Arrow provides a language agnostic relationship direction indicator

Uses existing block hierarchy structure already core to Logseq

Familiar to Discourse Graph users

Cons

Less readable when the arrow is pointing “backwards” since default is not to create a separate phrase as the complement

Queries

I haven’t finished converting these to Logseq queries yet. Can see my work in progress here: Knowledge graph queries.

x relationship ->: e.g. on evidence page, get claims it supports

1

for block x (e.g. current page)

for every block r that contains a page reference to x

get child block c of r

if c contains -> AND a page reference to [[relationship]]

return all children of c

get parent block p of r

if r contains <- AND a page reference to [[relationship]]

return parent of p

<- relationship x: e.g. claim page, get supporting evidence

1

for block x

for every block r that contains a page reference to x

get parent block p of r

if block p contains -> and a page reference to relationship

return parent of s

get child block c of r

if block c contains <- and a page reference to relationship

return all children of s

Proposal for a knowledge graph plugin

Suggested Principles

Use the above queries to track relationships, and keep all the relationship data in the notes.

Be mainly a layer for surfacing, browsing, and querying the relationships that are built in the notes.

Keep the grammar non-restrictive and let users create relationships between any two notes by default. The plugin can still make it possible to create a more restrictive grammar as well, and you can see in this section how I suggest doing so: # How and when to add restrictive grammar

For one, a non-restrictive grammar allows users to not have to create prefix links in the front of every linked note like in Discourse Graph. This will be beneficial for use cases that want to connect a large volume of notes in their knowledge graph but don’t want to be restricted to a specific note naming system.

This also enables including blocks in the knowledge graph

This allows for more dynamic use of the knowledge graph with less “pre-planning”. This can have some downsides too, as it could create less clear ideas for what relationships mean if you’re using support to mean slightly different things in different contexts.

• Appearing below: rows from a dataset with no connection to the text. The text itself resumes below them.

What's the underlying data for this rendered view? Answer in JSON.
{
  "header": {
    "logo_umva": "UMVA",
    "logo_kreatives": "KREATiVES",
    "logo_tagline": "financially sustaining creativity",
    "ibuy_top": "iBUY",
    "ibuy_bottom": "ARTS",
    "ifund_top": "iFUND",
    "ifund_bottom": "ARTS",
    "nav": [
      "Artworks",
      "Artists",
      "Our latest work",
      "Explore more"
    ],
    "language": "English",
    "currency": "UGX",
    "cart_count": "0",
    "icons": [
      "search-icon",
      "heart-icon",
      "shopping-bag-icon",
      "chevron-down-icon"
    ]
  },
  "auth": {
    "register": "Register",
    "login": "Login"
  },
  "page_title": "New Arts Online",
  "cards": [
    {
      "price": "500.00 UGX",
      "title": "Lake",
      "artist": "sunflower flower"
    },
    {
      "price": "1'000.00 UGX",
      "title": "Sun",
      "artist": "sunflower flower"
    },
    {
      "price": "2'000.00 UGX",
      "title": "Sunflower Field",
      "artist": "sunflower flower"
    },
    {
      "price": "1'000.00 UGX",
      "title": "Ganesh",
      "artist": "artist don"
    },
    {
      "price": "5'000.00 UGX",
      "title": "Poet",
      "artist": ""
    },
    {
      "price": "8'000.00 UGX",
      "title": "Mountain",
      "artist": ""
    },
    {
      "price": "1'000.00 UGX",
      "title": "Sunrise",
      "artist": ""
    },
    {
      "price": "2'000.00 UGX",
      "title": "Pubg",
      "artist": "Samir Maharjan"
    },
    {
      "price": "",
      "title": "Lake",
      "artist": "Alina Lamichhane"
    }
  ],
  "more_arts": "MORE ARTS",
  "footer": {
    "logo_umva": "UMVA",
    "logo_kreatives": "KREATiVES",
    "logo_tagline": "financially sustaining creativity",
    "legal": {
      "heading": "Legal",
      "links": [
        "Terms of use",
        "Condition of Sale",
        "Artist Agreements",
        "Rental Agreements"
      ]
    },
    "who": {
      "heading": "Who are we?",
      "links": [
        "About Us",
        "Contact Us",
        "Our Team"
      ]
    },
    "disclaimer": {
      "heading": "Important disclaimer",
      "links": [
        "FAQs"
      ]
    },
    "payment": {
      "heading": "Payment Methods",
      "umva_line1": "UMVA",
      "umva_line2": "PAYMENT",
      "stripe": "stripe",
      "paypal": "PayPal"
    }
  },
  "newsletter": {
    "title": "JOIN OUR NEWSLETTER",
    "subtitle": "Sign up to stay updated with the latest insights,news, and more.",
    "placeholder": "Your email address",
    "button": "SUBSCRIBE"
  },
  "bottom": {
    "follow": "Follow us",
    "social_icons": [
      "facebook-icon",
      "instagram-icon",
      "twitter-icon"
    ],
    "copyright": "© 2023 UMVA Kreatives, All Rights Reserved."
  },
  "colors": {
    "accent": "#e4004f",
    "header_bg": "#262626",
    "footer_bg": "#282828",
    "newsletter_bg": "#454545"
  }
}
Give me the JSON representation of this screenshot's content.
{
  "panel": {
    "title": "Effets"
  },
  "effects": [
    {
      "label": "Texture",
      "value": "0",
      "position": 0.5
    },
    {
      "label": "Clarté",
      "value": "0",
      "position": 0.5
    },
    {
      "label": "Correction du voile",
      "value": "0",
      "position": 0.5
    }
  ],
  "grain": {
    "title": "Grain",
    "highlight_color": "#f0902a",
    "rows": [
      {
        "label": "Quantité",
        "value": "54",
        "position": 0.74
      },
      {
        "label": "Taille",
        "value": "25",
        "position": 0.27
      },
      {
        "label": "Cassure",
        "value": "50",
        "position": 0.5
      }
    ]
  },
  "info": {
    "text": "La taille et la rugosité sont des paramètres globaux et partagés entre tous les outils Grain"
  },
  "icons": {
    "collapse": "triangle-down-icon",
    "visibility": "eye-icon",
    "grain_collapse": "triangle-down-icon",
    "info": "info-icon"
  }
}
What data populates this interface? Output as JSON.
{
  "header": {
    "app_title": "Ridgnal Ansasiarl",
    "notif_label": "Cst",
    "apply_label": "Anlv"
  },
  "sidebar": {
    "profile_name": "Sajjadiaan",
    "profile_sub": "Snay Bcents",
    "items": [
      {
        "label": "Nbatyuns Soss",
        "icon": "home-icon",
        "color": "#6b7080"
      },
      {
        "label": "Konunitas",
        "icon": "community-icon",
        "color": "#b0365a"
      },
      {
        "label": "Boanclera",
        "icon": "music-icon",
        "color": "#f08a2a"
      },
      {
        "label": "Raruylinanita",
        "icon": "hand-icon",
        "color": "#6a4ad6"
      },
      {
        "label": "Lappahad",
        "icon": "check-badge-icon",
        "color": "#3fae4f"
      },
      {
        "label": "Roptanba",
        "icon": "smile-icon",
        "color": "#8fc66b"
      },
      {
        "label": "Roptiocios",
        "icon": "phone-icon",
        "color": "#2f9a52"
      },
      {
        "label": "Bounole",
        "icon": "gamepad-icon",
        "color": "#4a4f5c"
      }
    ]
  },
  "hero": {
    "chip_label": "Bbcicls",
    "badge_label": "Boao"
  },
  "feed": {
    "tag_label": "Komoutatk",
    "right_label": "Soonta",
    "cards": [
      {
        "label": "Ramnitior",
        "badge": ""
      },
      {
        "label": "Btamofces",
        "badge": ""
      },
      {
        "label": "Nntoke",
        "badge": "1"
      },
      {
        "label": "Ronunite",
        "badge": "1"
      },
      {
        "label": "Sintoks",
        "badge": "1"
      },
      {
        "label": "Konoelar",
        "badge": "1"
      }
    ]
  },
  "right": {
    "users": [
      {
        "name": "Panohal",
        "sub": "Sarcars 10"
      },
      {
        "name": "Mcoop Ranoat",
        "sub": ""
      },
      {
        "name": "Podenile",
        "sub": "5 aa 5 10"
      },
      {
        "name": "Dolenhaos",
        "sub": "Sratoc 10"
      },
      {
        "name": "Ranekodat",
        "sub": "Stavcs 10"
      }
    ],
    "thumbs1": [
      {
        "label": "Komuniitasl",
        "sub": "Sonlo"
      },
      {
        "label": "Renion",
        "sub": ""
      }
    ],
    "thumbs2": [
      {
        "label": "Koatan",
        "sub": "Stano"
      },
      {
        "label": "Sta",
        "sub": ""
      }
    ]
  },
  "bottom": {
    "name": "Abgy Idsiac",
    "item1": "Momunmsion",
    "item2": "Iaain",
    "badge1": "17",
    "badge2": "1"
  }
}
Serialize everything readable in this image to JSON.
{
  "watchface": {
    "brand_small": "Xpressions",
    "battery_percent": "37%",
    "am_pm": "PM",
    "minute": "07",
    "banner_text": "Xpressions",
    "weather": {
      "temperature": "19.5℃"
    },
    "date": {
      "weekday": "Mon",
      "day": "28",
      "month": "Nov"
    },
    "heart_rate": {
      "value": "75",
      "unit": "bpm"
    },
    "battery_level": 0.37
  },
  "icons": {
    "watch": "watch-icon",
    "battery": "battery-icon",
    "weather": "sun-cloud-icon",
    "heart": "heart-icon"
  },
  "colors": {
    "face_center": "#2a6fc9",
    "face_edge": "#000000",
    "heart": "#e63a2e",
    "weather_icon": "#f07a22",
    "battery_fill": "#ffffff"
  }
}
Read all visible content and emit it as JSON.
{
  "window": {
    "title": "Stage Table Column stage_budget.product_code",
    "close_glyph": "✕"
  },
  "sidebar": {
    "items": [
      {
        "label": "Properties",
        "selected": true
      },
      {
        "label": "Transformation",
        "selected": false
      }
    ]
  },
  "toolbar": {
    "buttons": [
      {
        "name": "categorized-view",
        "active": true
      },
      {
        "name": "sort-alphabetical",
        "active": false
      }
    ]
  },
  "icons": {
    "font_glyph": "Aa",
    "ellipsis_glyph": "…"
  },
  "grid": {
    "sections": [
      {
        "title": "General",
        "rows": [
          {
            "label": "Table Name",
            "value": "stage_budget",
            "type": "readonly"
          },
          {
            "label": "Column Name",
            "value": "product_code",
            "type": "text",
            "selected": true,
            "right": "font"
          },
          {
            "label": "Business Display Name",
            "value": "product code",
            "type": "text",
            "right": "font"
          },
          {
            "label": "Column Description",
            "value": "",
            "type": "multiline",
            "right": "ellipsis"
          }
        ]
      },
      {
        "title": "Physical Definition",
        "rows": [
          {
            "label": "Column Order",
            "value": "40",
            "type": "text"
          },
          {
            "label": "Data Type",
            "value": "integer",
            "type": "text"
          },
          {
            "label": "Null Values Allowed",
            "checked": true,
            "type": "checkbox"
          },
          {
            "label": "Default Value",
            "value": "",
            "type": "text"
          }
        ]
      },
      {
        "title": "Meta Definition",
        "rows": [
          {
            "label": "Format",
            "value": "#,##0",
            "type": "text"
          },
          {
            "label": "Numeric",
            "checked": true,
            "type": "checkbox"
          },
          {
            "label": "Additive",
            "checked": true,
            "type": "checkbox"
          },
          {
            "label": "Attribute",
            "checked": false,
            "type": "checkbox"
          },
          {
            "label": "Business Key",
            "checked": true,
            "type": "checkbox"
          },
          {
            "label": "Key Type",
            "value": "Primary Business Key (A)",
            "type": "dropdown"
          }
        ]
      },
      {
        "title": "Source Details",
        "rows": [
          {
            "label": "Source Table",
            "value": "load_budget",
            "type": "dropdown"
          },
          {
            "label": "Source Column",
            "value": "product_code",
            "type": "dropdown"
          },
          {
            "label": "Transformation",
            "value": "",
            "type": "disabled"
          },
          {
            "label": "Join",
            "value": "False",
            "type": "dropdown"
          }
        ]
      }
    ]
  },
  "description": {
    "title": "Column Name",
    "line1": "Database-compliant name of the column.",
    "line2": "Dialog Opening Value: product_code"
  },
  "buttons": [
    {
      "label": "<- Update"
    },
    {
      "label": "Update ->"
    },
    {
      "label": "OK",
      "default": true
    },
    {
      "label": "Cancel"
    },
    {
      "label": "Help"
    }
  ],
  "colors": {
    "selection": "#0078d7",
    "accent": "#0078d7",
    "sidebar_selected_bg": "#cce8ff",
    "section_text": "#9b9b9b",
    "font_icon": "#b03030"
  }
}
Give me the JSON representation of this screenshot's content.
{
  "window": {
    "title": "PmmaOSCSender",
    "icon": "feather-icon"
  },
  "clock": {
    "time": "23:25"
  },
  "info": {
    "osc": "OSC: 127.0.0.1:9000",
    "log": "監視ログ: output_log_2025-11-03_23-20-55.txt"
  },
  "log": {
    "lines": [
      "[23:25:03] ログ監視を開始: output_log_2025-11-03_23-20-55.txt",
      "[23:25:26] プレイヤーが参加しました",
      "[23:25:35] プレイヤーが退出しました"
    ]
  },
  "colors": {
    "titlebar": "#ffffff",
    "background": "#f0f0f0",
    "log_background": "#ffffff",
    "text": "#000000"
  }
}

Downside, it would be harder to add inline CSS for links like Discourse Graph does

Implementation priorities

Make relationships visible on any page that has them.

From what I can tell plugins can’t integrate into pages yet, but I think ideally there would be a section above “Linked References” that shows “Relationships” and all the pages with relationships to this page grouped by relationship type (Supports ->, <- Supports, etc)

Create a query interface.

First basic single queries (all notes that support note x)

Supports chained queries

Return all blocks that support any blocks that have author)

Support AND and OR on pages (all notes that support block x OR block y)

Create a graph interface

See a visual graph of all the pages (and blocks) with their labeled connections

I believe this would be more valuable than the existing global graph

Option to change the syntax for identifying directionality

Users may not want to use ->

Users may prefer to use semantic complements like in Discourse Graph (supports and supported by)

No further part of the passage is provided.